From the villages in the hills of Jerusalam to Gaza, Ramallah, and Bethlehem, we work with family owned businesses, artisan workshops, and women's cooperatives produce our beautiful Nol collective creations.
The traditional and ancestral techniques of this creative network carry our love for the land and storytelling.
traditional Palestinian crafts such as tatreez (hand embroidery) and weaving are touched by a history of political struggle and resistance. for tatreez, we partner with a local women's cooperative. made up of over 60 women from Gaza to al Khalil, the Touch of Heritage cooperative is a creative and political powerhouse.
we also work with traditional handwoven Majdalawi fabric, a 100% cotton fabric which is and has been a critical element of traditional palestinian dress for centuries. hailing from the Gaza region, from the demolished town of al Majdal, this majdalawi fabric was handwoven in one of the last remaining artisan studios left in Palestine.
Our designs are inspired by rich Palestinian and Levantine, illuminating a legacy of slow and intentionally made garments.
we are actively working to illuminate the politics which shape how we produce, engage with, and buy fashion. we're bringing you into the design and production process to redefine the relationships we have with our clothes and with the people who make them.
art is political, and thus, fashion is political. It gives way to a global interconnectedness as well as situations that are often of asymmetrical power and exchange.
the hope is that our garments read like visual manuscripts, humanizing and narrating the collective labor of love behind a garment and the triumph of creativity and heritage in the face of struggle.

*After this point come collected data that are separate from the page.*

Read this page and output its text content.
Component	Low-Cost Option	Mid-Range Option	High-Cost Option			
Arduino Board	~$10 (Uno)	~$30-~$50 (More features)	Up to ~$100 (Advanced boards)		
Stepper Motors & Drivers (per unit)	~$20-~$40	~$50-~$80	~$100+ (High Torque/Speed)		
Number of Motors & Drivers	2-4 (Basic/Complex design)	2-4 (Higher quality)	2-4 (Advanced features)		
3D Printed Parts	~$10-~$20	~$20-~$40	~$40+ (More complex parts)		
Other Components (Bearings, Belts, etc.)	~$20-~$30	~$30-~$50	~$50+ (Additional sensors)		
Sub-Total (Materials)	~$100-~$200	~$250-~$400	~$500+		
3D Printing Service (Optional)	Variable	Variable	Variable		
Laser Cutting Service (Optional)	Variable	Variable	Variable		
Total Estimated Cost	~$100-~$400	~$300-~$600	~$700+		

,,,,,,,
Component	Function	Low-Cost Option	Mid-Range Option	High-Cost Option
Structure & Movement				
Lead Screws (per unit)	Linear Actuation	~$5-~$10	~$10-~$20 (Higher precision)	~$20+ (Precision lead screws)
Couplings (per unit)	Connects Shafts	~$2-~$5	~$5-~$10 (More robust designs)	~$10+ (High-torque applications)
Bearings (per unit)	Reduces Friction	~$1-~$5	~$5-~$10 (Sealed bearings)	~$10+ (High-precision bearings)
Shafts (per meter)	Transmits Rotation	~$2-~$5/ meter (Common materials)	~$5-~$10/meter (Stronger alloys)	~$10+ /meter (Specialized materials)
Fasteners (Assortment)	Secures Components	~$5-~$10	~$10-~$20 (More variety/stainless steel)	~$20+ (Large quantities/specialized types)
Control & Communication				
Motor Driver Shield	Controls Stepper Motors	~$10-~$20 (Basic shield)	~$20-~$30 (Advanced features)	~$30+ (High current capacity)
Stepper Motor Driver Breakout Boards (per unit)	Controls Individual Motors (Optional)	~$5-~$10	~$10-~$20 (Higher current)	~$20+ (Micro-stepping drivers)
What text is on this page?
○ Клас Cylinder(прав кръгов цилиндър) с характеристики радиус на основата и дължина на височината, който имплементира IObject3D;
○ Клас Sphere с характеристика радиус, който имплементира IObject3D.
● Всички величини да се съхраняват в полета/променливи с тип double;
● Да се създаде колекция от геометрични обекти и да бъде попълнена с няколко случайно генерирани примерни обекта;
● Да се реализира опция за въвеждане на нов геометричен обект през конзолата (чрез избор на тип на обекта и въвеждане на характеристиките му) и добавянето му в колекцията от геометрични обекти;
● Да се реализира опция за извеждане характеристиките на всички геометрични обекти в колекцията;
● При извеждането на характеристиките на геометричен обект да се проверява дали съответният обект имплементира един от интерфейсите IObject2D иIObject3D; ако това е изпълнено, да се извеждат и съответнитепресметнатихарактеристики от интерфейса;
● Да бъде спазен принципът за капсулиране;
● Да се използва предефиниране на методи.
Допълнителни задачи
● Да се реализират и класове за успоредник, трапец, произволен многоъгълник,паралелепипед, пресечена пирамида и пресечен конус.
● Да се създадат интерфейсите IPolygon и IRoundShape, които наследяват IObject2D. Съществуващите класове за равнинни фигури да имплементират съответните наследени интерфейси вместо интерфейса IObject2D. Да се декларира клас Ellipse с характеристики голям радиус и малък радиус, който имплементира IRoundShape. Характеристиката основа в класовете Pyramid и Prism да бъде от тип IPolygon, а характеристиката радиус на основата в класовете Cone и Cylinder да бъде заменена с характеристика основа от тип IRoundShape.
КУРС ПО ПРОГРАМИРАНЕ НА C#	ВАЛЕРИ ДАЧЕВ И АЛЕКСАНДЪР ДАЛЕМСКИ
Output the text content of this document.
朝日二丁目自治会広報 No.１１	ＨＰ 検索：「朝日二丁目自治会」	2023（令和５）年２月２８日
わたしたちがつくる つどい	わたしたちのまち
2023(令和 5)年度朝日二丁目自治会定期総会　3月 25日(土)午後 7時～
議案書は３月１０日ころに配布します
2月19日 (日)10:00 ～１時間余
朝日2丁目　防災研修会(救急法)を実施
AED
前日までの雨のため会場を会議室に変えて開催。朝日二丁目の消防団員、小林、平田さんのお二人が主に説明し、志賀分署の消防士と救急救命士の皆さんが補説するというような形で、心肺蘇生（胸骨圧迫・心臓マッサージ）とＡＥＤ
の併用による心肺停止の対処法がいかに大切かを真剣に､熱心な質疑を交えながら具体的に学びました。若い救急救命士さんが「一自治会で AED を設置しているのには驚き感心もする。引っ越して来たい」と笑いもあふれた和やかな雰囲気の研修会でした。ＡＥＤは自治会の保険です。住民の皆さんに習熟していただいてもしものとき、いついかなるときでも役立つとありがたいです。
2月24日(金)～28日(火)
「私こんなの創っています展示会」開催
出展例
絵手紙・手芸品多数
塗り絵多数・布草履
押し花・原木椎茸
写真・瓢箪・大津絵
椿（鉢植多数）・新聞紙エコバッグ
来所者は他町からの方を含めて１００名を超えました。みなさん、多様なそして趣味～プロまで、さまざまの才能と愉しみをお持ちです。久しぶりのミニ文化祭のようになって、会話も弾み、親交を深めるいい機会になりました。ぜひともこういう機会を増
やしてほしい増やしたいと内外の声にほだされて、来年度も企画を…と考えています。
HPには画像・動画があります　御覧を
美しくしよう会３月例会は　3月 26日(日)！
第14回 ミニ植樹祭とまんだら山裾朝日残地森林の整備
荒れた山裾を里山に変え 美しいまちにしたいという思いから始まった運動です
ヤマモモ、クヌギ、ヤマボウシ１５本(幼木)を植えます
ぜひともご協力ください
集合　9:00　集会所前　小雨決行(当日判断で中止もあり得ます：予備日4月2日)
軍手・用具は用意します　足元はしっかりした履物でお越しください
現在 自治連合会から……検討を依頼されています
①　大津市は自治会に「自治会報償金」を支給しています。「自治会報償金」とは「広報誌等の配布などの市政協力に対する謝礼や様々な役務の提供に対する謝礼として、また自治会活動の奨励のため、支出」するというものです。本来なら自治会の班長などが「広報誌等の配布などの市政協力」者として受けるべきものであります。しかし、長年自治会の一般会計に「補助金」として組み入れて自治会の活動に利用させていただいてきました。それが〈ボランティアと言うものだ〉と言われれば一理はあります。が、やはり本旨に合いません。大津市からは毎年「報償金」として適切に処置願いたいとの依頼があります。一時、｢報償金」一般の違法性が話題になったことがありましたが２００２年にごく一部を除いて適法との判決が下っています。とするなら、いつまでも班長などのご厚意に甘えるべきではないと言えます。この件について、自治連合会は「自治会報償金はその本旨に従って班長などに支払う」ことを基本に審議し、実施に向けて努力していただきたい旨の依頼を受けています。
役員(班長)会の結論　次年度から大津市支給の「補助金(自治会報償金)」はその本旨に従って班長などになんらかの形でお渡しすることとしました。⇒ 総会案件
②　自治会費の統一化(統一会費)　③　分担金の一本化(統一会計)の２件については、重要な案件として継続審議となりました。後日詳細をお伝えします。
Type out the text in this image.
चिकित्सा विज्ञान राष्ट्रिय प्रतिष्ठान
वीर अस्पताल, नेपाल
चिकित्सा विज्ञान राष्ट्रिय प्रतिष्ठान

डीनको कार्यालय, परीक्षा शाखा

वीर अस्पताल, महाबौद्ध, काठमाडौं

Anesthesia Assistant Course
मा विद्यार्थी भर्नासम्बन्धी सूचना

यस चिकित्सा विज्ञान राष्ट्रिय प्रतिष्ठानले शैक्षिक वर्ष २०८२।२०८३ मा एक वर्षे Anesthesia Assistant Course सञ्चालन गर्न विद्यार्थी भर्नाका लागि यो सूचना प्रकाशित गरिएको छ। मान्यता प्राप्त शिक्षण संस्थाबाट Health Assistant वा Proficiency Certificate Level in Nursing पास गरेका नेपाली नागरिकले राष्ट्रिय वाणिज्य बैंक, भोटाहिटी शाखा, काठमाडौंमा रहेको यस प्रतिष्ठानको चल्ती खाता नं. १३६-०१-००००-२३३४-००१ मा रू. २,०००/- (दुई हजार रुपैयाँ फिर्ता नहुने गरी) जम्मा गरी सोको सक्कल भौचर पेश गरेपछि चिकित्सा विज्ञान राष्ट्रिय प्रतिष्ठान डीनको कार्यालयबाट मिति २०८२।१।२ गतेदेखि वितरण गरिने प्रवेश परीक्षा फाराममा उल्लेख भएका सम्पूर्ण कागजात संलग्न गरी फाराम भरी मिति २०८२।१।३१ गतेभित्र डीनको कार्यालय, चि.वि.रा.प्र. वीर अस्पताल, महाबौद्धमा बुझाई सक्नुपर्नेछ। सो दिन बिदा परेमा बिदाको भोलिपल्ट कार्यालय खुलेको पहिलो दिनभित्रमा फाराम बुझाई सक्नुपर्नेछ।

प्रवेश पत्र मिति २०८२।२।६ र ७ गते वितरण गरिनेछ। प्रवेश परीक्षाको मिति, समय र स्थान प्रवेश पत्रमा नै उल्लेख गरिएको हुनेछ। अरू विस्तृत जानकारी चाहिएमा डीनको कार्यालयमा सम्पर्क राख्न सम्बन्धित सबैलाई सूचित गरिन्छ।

Palestine, like indigenous communities all over the world, has a historically strong reverant and harmonious relationship with the land. in the last several decades, practices like the use of natural fibers, natural dyeing, and slow labor have been threatened in the face of an increasingly industrialized and commericialized world. Furhermore, these practices are threatened with erasure by appropriation and violence under military occupation. By slowly incorporating ancestral practices like natural dyeing and partnering with cooperatives which hand-weave or hand-embroider, and sourcing natural and deadstock fabrics, we hope to spark a more conscious conversation about the intersectional impact of fashion on the environment, politics, and identity.